Pros
The best part about 17hats was the great team I worked with. There is (was) a group of like-minded individuals that despite management’s best attempts cared a lot about the company and the product and did a lot to make 17hats a good place to work.
Cons
Most former (and I'd wager, current) employees share the opinion that the management structure of this company is severely flawed. Employees were seemingly promoted to lead various parts of the company despite relevant experience or basic competence. It reeked heavily of favoritism. In my view, decisions were not made by key stakeholders, but instead in secret off-site conferences held by the exec team or at the last possible second on a whim by the CEO or others in management. Information trickled out from a couple in management who actually cared, but mainly it seemed decisions were made by impulse, ignoring key insights from the teams at large and the people doing the actual work. If this wasn’t the case, there was zero effort to make us understand otherwise. To me, this is a company that talks a lot of talk but does not walk anything resembling a walk. The CEO let toxic employees ruin the culture here, which was EVEN felt by remote employees.
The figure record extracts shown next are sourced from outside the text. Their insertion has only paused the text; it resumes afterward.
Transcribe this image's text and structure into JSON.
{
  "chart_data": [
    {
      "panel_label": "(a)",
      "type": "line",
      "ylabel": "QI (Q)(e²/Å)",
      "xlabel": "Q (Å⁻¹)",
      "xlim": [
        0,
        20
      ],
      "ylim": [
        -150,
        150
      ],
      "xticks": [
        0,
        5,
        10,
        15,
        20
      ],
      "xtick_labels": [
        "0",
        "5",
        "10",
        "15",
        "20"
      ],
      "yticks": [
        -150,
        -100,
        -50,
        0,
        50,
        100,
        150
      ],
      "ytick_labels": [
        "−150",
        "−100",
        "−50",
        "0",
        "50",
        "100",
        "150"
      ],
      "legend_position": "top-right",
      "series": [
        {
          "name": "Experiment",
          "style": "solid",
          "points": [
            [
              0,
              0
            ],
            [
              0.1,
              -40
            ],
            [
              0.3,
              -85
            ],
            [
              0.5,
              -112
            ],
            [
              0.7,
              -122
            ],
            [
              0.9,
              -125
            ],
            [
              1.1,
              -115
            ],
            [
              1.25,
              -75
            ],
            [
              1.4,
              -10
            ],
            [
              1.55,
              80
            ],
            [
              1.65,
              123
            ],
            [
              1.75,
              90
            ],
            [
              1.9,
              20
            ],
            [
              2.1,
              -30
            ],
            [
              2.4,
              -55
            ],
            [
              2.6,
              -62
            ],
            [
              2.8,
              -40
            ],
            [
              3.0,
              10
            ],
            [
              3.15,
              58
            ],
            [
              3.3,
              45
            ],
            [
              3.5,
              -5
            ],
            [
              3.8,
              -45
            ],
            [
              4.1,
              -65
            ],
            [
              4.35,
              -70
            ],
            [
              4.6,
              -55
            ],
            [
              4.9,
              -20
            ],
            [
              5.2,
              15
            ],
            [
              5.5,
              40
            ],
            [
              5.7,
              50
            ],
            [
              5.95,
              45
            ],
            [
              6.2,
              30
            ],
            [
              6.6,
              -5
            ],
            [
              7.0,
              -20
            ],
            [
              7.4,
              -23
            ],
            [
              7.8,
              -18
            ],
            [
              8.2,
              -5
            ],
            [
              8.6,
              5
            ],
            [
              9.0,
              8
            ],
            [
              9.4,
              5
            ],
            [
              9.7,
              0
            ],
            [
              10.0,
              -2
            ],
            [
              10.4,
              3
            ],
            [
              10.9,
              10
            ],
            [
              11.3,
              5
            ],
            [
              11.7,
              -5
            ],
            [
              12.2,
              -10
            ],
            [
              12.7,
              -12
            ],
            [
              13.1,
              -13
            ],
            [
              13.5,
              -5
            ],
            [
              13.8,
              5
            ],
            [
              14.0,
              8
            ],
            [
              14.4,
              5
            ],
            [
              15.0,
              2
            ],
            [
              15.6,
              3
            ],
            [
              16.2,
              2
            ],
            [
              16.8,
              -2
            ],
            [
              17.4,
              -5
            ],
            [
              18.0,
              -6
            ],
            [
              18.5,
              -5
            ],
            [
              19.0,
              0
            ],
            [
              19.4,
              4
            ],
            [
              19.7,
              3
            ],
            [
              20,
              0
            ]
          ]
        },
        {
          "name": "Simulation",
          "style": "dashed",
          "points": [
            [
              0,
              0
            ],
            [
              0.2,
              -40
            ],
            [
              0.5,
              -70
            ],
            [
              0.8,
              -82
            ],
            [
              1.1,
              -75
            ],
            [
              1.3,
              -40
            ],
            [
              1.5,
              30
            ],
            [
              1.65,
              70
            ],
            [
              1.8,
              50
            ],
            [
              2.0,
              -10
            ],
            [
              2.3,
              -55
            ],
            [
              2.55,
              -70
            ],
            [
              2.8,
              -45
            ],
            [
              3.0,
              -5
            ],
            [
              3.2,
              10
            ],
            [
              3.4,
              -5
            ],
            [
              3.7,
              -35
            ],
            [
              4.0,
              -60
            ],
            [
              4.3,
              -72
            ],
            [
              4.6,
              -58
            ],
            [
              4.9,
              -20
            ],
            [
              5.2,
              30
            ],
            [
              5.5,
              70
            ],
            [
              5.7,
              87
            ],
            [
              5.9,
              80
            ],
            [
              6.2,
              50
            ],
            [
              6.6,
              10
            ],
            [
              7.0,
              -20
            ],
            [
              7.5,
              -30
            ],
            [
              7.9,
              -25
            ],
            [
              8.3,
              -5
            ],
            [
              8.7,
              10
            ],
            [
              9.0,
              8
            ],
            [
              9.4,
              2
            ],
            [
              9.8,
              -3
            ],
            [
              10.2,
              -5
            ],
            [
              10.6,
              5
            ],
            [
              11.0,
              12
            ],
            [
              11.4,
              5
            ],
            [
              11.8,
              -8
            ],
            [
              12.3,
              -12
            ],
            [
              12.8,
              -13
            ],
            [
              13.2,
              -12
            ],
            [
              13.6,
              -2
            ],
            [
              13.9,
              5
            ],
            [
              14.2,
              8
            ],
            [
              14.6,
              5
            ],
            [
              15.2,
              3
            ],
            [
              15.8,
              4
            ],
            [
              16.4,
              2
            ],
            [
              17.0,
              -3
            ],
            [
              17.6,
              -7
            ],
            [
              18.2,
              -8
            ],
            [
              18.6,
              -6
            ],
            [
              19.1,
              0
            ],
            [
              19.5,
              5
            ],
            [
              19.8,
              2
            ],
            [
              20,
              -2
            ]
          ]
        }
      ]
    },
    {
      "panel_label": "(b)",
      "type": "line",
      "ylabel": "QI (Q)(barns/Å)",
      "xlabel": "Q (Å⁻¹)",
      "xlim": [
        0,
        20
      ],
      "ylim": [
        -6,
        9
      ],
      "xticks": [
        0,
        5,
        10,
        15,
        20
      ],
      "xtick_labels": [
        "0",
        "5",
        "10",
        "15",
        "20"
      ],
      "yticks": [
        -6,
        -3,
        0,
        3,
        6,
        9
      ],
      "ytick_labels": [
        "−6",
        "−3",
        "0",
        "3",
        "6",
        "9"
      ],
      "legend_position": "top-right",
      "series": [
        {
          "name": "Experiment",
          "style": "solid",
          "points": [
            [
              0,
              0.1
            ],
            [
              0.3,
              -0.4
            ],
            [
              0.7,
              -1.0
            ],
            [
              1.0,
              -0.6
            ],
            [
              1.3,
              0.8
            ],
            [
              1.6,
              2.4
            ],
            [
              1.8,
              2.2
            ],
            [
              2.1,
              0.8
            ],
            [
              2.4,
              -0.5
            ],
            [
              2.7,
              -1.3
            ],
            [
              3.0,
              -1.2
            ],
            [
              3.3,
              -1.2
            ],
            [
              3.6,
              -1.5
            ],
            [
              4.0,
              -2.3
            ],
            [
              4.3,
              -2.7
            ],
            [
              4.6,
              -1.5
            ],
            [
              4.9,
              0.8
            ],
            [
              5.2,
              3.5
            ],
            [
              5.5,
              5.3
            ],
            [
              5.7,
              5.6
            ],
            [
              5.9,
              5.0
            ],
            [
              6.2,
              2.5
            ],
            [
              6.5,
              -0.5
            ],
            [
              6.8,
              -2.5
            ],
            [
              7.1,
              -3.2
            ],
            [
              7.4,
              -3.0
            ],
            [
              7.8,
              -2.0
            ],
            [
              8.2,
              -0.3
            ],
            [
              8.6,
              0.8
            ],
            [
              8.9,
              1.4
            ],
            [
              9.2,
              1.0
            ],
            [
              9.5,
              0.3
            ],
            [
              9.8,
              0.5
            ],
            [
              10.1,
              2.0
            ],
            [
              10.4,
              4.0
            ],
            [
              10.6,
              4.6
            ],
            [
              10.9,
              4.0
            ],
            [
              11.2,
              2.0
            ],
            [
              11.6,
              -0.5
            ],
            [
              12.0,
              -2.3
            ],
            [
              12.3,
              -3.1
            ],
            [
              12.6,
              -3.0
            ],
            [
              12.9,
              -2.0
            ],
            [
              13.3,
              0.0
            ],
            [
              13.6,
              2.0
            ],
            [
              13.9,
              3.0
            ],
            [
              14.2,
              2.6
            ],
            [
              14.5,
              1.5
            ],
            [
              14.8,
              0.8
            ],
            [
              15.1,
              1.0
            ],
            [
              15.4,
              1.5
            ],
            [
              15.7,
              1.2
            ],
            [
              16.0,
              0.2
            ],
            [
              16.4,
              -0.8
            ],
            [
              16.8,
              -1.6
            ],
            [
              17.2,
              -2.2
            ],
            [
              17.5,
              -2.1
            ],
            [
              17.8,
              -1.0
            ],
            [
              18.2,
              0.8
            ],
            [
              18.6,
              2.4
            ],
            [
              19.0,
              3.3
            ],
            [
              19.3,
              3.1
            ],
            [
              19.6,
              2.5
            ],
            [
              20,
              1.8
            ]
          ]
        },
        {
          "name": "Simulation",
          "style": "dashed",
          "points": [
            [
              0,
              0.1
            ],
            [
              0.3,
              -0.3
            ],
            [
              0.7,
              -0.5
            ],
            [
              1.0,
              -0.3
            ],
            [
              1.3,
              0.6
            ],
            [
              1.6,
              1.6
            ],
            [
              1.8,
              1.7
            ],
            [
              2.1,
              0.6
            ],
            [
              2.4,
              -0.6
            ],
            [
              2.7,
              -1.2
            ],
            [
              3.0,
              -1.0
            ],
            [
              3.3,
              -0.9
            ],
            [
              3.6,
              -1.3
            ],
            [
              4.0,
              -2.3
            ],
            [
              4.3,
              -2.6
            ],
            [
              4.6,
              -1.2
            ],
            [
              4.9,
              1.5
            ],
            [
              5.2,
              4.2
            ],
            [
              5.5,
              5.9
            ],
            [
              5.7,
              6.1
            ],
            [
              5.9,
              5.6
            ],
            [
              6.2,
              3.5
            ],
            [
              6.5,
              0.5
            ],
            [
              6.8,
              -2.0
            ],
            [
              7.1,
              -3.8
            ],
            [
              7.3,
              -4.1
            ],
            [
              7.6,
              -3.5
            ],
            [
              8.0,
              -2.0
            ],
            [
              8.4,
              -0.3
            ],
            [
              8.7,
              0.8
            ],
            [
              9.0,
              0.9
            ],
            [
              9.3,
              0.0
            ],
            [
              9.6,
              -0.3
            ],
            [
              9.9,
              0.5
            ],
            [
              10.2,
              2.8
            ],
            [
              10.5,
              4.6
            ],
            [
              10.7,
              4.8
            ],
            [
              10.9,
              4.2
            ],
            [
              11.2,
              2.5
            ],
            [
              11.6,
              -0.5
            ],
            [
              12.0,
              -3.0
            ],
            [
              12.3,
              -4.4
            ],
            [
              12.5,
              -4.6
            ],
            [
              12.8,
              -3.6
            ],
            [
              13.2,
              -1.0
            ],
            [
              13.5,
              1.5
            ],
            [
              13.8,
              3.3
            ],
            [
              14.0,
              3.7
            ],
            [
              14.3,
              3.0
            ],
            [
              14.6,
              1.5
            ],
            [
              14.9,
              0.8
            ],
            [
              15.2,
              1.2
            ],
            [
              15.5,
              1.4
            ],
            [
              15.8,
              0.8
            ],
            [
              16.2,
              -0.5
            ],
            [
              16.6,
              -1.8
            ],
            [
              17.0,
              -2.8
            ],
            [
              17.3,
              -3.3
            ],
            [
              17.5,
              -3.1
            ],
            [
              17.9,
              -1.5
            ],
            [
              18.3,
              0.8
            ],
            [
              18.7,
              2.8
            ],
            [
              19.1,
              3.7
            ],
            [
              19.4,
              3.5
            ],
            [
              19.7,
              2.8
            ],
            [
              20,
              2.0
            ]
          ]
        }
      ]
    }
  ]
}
He enabled and even promoted one serious offender who caused chaos at 17hats due to his unprofessional behavior toward women — a VERY serious matter that seemed steamrolled over like it never happened. There was no HR, no sexual harassment training, nothing! It was and still is quite shocking. I think it’s important for any future employees reading this to consider that 17hats is not a meritocracy. Favoritism and “shiny new toy” syndrome ran rampant in my tenure here, and it felt that if you weren’t in the office late night foosballing it up with the CEO or constantly checking Slack/email all hours of your nights and weekends (and yes, especially holidays), your dedication was questioned. If you take a position at 17hats, be prepared to hear the phrase “it’s a startup!” whenever any problem comes up (oh, and they will). It’s management’s catch-all excuse to get out of any jam unscathed. It’s sad that this company will fail spectacularly because of poor leadership when the people on the ground give it everything they’ve got. Don't believe that most of the negative reviews on here come from "disgruntled" employees. Management does a pretty good job at deflecting criticsm, but the hypocrisy has already started to catch up with them. Everyone I worked alongside at 17h had incredible focus and respect for their jobs, which says a lot despite how horrible the management was/is.